For the broader Asia-Pacific region, the stakes of this reform extend far beyond the U.S.-China bilateral competition. If the U.S. succeeds in pulling large volumes of trials back to domestic sites, regional research centers across Asia could face heightened competition for global investment. But a far better outcome is within reach: a global clinical research ecosystem that is more distributed, interoperable across trusted regulatory jurisdictions, rather than splitting into rival geopolitical blocs. Regulators can compete on quality and efficiency while cooperating on core shared priorities: data integrity, patient protection and universal transparency.
This collaborative model would benefit all nations: China has a clear stake in building global trust in its research output, the U.S. benefits from learning from efficient systems abroad, and patients everywhere gain faster access to therapies that have been rigorously proven safe and effective, rather than just heavily marketed.

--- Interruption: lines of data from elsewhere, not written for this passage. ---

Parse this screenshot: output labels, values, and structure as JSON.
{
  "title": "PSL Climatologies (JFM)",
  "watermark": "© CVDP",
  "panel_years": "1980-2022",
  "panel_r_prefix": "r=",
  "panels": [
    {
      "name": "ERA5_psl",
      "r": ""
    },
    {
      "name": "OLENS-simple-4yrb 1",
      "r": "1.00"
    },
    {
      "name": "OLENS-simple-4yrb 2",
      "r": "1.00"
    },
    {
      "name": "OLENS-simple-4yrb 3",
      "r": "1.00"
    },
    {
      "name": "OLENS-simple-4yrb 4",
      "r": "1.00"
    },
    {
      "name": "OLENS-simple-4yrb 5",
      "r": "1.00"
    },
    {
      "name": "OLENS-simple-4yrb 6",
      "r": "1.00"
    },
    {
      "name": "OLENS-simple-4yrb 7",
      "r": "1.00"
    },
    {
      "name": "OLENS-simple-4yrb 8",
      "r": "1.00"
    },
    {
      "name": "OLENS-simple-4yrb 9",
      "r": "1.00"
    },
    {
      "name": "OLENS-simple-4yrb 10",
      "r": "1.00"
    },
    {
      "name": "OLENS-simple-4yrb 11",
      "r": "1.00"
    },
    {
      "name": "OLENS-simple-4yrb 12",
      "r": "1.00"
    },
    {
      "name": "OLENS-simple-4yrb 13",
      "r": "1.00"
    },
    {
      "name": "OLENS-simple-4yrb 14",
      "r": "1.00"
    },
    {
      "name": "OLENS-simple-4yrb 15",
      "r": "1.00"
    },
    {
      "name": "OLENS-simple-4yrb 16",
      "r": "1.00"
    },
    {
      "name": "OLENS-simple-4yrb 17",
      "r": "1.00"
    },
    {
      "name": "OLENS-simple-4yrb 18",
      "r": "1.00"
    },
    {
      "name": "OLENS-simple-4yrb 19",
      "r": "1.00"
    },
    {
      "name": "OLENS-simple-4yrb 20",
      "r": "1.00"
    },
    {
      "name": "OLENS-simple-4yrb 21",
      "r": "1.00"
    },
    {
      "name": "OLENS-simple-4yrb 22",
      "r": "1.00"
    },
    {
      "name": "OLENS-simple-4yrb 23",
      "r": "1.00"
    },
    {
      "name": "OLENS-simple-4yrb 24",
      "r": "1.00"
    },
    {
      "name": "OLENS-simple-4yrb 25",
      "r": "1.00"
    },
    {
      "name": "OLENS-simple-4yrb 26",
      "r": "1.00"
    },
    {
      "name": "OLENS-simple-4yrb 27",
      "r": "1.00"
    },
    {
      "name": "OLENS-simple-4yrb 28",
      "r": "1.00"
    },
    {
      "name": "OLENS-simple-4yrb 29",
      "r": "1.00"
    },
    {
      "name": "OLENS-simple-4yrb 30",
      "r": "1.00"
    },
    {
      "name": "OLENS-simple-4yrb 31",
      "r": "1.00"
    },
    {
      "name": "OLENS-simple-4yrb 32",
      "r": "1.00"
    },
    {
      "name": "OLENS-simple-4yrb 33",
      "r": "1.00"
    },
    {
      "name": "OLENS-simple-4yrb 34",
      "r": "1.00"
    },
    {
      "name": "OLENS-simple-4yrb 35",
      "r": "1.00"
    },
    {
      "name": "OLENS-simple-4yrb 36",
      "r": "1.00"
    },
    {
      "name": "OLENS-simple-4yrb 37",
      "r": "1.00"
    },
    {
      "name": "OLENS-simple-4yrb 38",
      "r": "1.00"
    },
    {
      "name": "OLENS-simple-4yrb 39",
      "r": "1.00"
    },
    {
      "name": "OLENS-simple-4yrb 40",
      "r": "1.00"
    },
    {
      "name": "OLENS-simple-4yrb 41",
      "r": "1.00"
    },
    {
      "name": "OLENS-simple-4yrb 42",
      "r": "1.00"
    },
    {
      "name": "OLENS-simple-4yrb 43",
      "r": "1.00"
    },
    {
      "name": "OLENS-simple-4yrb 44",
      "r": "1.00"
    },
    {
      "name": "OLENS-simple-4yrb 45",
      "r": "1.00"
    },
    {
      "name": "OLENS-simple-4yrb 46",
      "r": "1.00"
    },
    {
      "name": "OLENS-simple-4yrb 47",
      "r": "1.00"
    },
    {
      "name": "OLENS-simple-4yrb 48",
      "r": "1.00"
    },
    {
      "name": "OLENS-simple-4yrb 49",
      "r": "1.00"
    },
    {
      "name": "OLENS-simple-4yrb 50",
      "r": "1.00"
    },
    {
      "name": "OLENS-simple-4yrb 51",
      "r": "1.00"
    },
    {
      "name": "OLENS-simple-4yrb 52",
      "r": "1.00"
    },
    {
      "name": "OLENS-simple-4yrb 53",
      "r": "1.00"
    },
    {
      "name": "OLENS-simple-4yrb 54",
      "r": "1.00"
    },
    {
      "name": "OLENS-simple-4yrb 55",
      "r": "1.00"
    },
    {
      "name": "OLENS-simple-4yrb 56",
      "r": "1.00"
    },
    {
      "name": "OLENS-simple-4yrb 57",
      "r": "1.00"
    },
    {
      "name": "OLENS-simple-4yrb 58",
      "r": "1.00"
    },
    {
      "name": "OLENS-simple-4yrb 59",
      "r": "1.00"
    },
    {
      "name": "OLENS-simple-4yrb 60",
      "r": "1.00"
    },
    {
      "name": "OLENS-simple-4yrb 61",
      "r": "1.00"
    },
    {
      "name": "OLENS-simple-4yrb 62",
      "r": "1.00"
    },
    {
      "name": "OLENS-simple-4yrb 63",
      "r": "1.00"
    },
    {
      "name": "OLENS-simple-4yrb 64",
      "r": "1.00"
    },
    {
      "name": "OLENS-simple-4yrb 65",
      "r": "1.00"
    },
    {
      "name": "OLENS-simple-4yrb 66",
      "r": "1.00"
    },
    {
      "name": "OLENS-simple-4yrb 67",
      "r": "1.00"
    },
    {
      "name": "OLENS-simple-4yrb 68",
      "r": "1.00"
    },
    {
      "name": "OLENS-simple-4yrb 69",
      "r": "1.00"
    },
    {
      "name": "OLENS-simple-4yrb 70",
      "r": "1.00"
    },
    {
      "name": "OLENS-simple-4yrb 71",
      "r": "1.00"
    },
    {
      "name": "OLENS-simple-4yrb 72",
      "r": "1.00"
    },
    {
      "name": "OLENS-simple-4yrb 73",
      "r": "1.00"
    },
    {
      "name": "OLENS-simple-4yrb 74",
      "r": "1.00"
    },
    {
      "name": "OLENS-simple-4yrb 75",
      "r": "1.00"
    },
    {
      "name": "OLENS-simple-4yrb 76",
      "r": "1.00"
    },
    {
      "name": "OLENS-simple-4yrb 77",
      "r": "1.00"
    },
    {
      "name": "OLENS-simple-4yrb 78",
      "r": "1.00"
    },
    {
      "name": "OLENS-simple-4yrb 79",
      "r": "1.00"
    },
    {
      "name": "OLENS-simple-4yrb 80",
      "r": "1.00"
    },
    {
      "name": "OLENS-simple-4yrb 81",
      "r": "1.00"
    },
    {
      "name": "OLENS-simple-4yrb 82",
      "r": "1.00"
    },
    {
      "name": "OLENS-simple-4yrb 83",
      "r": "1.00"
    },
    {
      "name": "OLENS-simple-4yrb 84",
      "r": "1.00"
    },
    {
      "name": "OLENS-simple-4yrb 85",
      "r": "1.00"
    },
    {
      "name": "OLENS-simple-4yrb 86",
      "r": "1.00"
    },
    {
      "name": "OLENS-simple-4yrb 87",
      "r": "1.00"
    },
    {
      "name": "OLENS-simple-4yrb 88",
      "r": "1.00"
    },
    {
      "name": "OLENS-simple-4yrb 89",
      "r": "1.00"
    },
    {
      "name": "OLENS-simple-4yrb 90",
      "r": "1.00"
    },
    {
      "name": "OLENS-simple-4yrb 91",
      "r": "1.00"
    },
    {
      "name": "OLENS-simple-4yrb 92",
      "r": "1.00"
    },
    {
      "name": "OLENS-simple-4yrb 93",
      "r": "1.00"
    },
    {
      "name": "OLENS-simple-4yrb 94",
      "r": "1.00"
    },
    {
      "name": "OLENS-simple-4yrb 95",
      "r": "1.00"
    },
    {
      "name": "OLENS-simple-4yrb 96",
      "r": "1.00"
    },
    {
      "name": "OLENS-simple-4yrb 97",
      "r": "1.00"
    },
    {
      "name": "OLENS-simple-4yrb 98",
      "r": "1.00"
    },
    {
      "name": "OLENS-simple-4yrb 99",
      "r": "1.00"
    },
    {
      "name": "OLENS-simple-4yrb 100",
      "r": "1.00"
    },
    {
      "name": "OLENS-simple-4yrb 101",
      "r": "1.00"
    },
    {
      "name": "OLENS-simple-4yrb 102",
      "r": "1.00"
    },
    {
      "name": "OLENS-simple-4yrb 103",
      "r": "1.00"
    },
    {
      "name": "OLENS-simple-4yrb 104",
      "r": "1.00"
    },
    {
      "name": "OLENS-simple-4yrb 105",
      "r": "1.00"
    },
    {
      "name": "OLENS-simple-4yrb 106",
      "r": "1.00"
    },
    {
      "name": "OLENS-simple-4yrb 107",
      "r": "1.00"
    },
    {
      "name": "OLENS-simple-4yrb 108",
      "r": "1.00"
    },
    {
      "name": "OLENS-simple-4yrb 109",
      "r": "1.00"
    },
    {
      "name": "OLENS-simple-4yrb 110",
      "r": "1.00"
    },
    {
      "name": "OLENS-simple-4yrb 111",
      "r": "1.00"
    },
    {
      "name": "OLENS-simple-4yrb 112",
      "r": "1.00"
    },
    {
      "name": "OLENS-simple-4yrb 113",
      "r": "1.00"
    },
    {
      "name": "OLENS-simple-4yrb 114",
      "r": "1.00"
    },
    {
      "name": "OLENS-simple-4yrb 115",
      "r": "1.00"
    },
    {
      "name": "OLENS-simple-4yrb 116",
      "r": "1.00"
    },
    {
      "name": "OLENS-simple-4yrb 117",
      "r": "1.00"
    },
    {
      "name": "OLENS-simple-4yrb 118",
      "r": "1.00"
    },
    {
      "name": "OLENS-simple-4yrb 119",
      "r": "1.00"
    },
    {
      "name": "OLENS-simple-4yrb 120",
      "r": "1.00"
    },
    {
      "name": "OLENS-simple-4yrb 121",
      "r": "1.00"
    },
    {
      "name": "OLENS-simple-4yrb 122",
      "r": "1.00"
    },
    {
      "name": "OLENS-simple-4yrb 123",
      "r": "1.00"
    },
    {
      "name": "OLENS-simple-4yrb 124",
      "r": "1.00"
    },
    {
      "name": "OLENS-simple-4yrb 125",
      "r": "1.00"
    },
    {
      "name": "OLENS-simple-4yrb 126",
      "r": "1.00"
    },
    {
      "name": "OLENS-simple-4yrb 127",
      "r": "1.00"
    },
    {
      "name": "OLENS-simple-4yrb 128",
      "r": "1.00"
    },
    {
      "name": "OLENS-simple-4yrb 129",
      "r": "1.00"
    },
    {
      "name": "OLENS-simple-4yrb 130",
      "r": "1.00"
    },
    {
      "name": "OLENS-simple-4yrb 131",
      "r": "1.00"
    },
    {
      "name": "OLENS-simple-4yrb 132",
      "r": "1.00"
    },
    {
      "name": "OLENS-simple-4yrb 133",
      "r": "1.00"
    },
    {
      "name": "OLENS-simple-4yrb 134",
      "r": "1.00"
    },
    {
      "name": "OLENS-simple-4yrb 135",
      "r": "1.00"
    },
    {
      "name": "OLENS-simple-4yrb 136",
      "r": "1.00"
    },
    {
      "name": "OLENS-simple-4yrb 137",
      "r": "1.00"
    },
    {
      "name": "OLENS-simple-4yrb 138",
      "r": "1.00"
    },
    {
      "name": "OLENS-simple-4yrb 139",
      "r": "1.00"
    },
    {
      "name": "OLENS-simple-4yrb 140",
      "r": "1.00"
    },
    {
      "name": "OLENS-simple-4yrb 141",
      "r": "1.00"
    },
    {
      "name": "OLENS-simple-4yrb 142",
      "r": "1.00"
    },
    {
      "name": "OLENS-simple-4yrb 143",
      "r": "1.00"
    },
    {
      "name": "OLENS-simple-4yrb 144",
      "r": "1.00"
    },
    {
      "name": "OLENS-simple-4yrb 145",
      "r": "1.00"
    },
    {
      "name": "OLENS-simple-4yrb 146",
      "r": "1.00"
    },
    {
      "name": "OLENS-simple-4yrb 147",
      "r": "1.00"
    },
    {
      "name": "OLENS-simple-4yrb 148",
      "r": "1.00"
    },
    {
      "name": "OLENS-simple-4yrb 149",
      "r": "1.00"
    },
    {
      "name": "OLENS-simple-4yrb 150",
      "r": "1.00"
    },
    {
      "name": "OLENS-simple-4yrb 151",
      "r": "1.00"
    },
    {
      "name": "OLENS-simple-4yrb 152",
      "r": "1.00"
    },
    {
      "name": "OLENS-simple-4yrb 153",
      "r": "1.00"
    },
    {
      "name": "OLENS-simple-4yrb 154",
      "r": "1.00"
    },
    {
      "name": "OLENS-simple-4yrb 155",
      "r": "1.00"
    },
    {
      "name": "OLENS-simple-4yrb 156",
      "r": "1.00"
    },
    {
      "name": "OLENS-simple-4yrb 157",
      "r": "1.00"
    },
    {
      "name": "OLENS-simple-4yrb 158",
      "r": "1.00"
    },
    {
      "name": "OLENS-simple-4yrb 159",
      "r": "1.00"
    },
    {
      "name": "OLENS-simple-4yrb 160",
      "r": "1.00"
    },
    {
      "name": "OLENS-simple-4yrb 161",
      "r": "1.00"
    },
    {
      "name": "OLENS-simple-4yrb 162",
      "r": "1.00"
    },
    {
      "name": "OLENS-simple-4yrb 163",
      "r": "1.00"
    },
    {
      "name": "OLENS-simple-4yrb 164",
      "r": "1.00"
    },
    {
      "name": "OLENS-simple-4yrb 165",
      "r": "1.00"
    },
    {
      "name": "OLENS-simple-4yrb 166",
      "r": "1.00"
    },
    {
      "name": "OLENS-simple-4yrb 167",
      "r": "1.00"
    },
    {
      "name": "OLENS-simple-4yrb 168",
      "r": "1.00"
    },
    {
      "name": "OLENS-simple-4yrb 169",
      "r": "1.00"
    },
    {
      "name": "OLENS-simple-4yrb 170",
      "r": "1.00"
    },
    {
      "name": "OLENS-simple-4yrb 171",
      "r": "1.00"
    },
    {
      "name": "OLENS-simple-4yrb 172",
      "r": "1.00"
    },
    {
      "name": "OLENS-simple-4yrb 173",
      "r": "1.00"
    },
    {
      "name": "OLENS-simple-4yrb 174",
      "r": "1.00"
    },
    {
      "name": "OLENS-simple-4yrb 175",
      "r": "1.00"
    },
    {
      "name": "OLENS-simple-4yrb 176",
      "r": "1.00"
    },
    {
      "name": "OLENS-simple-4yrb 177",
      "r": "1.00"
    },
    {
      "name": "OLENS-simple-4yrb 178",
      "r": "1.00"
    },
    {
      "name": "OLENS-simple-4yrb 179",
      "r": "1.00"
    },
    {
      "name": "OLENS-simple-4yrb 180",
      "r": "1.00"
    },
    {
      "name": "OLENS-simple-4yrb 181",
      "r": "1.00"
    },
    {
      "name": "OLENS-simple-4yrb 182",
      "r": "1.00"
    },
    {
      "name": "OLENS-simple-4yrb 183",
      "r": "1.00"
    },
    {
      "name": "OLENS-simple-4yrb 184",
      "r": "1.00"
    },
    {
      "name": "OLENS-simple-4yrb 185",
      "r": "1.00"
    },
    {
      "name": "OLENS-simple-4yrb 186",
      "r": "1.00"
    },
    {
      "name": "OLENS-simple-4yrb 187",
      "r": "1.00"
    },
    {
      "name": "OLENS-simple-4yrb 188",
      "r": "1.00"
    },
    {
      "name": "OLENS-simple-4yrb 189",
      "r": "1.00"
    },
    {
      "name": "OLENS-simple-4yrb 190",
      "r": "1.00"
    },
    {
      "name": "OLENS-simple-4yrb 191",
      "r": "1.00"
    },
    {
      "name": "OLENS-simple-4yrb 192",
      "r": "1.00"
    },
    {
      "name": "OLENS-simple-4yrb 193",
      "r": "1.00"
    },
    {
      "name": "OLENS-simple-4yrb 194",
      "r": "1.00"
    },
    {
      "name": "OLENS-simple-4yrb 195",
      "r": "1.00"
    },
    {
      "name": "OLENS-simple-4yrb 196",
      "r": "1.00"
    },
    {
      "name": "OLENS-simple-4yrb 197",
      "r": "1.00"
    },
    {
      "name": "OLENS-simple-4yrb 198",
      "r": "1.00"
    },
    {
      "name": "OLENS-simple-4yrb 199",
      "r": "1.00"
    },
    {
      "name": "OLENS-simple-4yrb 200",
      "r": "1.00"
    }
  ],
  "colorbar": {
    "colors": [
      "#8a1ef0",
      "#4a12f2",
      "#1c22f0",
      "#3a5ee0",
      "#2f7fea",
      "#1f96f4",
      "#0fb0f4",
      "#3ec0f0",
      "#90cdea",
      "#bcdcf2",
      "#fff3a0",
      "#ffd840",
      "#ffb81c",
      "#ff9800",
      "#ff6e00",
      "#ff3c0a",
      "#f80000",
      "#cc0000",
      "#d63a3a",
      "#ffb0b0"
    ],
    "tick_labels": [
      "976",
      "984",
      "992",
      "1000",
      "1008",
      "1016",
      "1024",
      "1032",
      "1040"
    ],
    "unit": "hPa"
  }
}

By this standard, the FDA’s new pilot initiative should be judged against three core tests. First, does it cut unnecessary bureaucracy without lowering standards for clinical evidence? Second, does it expand access to trial participation beyond elite academic centers and large urban hospitals? Third, does it produce transparent, reproducible evidence that other nations can examine, verify and trust?
If the reforms pass these tests, the U.S. will do more than recapture market share in global clinical trial volume. It will redefine what global leadership in biomedical innovation actually means. In an era of intensifying great power competition, the most successful nation will not be the one that turns scientific research into another geopolitical battlefield. It will be the one that proves speed and public trust can advance together, for the benefit of patients across the world.
This analysis comes from Y. Tony Yang, an endowed professor at George Washington University in Washington, D.C.